The extent to which filial piety still holds the moral fabric of the Chinese society together is still a matter up for debate. Devotion to one’s parents was considered the paragon of virtues by the ancients. The story of Huang Xiang in the Han dynasty, who fanned his father’s bed to keep it cool during the summer and warmed it with his body heat in the winter, is widely known among Chinese people.
“I’m in the first cohort of the one-child policy babies,” said Jinyu Liu, a gerontologist at the Columbia School of Social Work. She was born in 1981, one year after the one-child policy was announced. “I still think in my generation, filial piety is the dominant culture that shapes our identity and interactions with our family.”
However, putting words into action is the difficult part. As life expectancy among Chinese has risen to 76.7 years, chronic diseases such as hypertension, depression and dementia have become more common, requiring specialized care and hiking up medical expenses.
Yet, the high costs of living in cities, especially the huge sums that middle-class families must devote to their children’s education, means less can be spent on the parents’ well-being or healthcare bills.

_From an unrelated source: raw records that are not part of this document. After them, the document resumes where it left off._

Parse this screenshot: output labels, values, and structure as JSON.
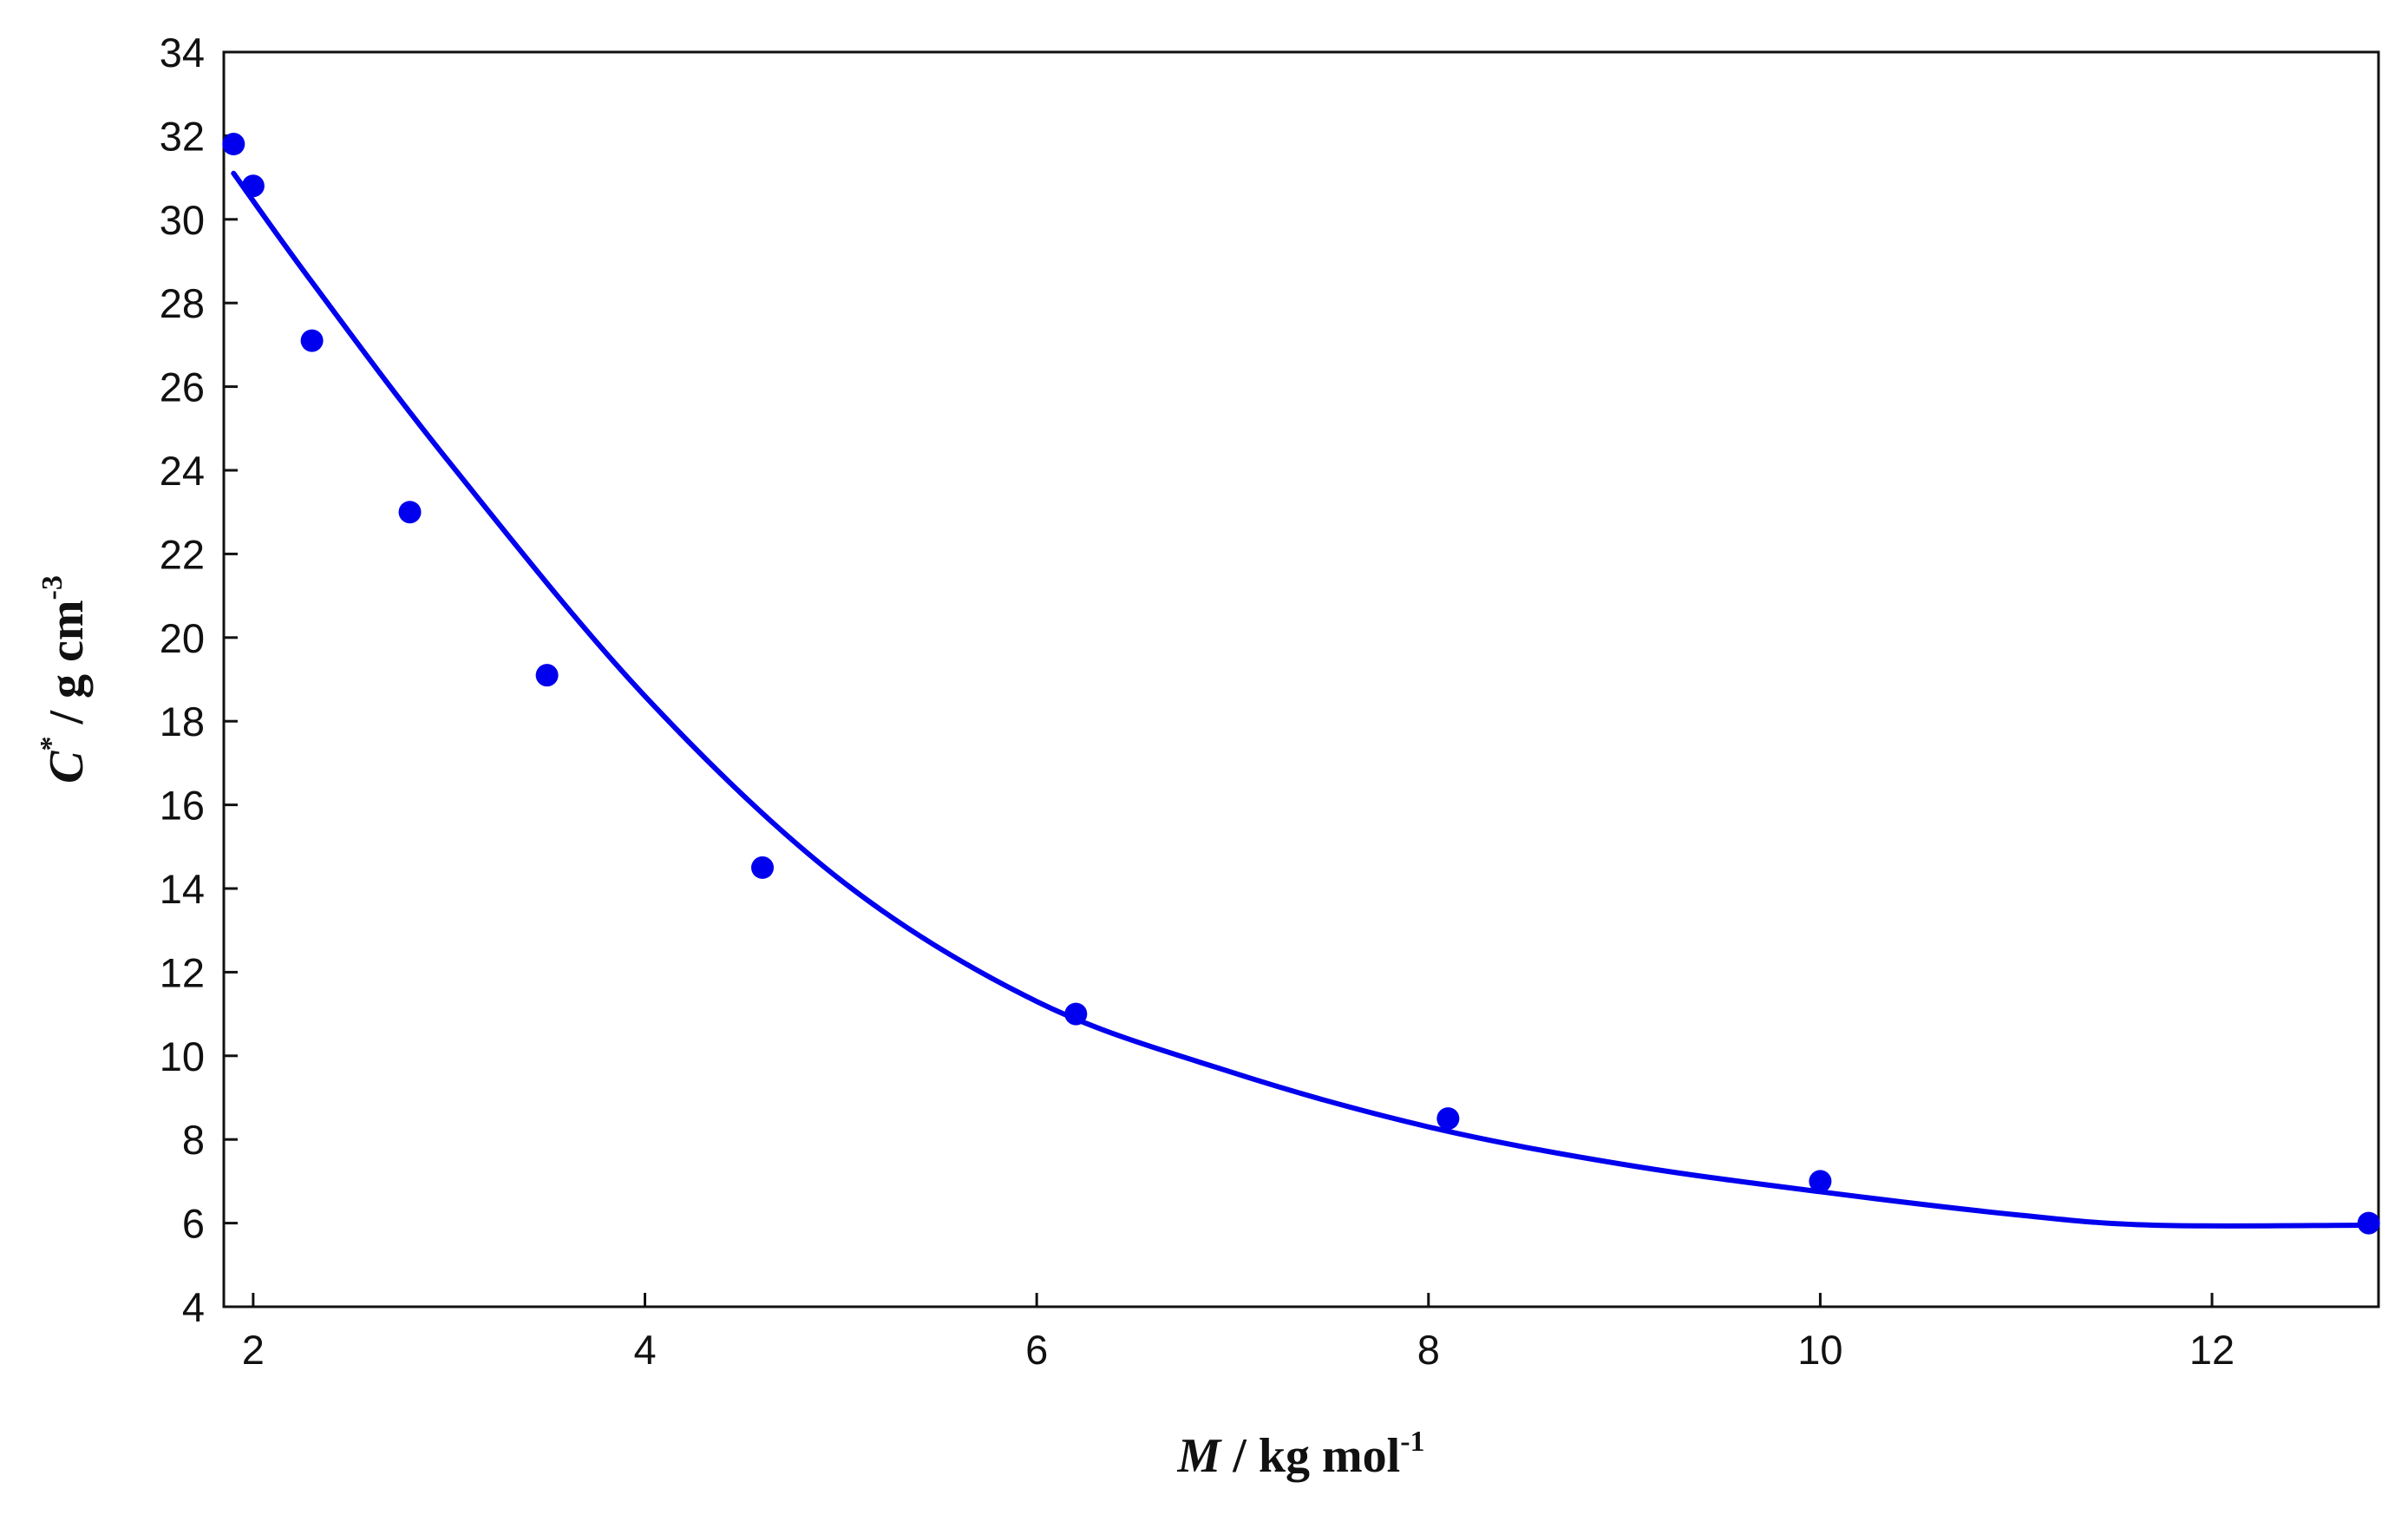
{
  "chart_data": {
    "type": "scatter",
    "title": "",
    "xlabel": {
      "symbol": "M",
      "unit": " / kg mol",
      "exponent": "-1"
    },
    "ylabel": {
      "symbol": "C",
      "symbol_sup": "*",
      "unit": " / g cm",
      "exponent": "-3"
    },
    "xlim": [
      1.85,
      12.85
    ],
    "ylim": [
      4,
      34
    ],
    "xticks": [
      "2",
      "4",
      "6",
      "8",
      "10",
      "12"
    ],
    "yticks": [
      "4",
      "6",
      "8",
      "10",
      "12",
      "14",
      "16",
      "18",
      "20",
      "22",
      "24",
      "26",
      "28",
      "30",
      "32",
      "34"
    ],
    "grid": false,
    "legend": "none",
    "series": [
      {
        "kind": "points",
        "color": "#0000ee",
        "x": [
          1.9,
          2.0,
          2.3,
          2.8,
          3.5,
          4.6,
          6.2,
          8.1,
          10.0,
          12.8
        ],
        "y": [
          31.8,
          30.8,
          27.1,
          23.0,
          19.1,
          14.5,
          11.0,
          8.5,
          7.0,
          6.0
        ]
      },
      {
        "kind": "fit-curve",
        "color": "#0000ee",
        "x": [
          1.9,
          2.3,
          3.0,
          4.0,
          5.0,
          6.0,
          7.0,
          8.0,
          9.0,
          10.0,
          11.0,
          11.7,
          12.8
        ],
        "y": [
          31.1,
          28.5,
          24.2,
          18.6,
          14.2,
          11.3,
          9.6,
          8.3,
          7.4,
          6.75,
          6.2,
          5.95,
          5.95
        ]
      }
    ]
  }
}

As for the young elders like Liu’s own parents, she observed a shift in their outlook compared with the older generations. These young elders spend more time hanging out with their friends to maintain their networks, which consist of classmates, colleagues and neighbours. They also tend to have a more open mindset and accept the idea of going to a nursing home because they understand the younger generation’s burden.
Yi Zhou’s mother, 62, has been looking after her own mother, who was diagnosed with late-stage Alzheimer’s four years ago. “My mum is very considerate, she’d rather bear the brunt herself,” Zhou said. “She feels that if it’s a lot pressure for us to take care of old people in the future, she’d accept going into a nursing home.” Fortunately, Zhou has a younger brother, and both are willing to look after their parents when they need it.
A poll conducted by the China Youth Daily this month found that over 87 percent of the 18- to 35-year-olds surveyed were concerned about the eldercare issue, while 93 percent deem the formulation of state-level eldercare policy for single children necessary.
It has been said that China is getting old before she gets rich. Experts estimate that China has two to three decades before the ageing crisis reaches its pinnacle, when one in three people in China will be an elderly person. Without effective policies or measures, filial piety—held by ancient Chinese as the chief virtue among all virtues—will be put to the test.
“Right now, it’s two children taking care of four parents, how can they be filial?” Professor Jun asked. “It’s an unfilial generation in the making.”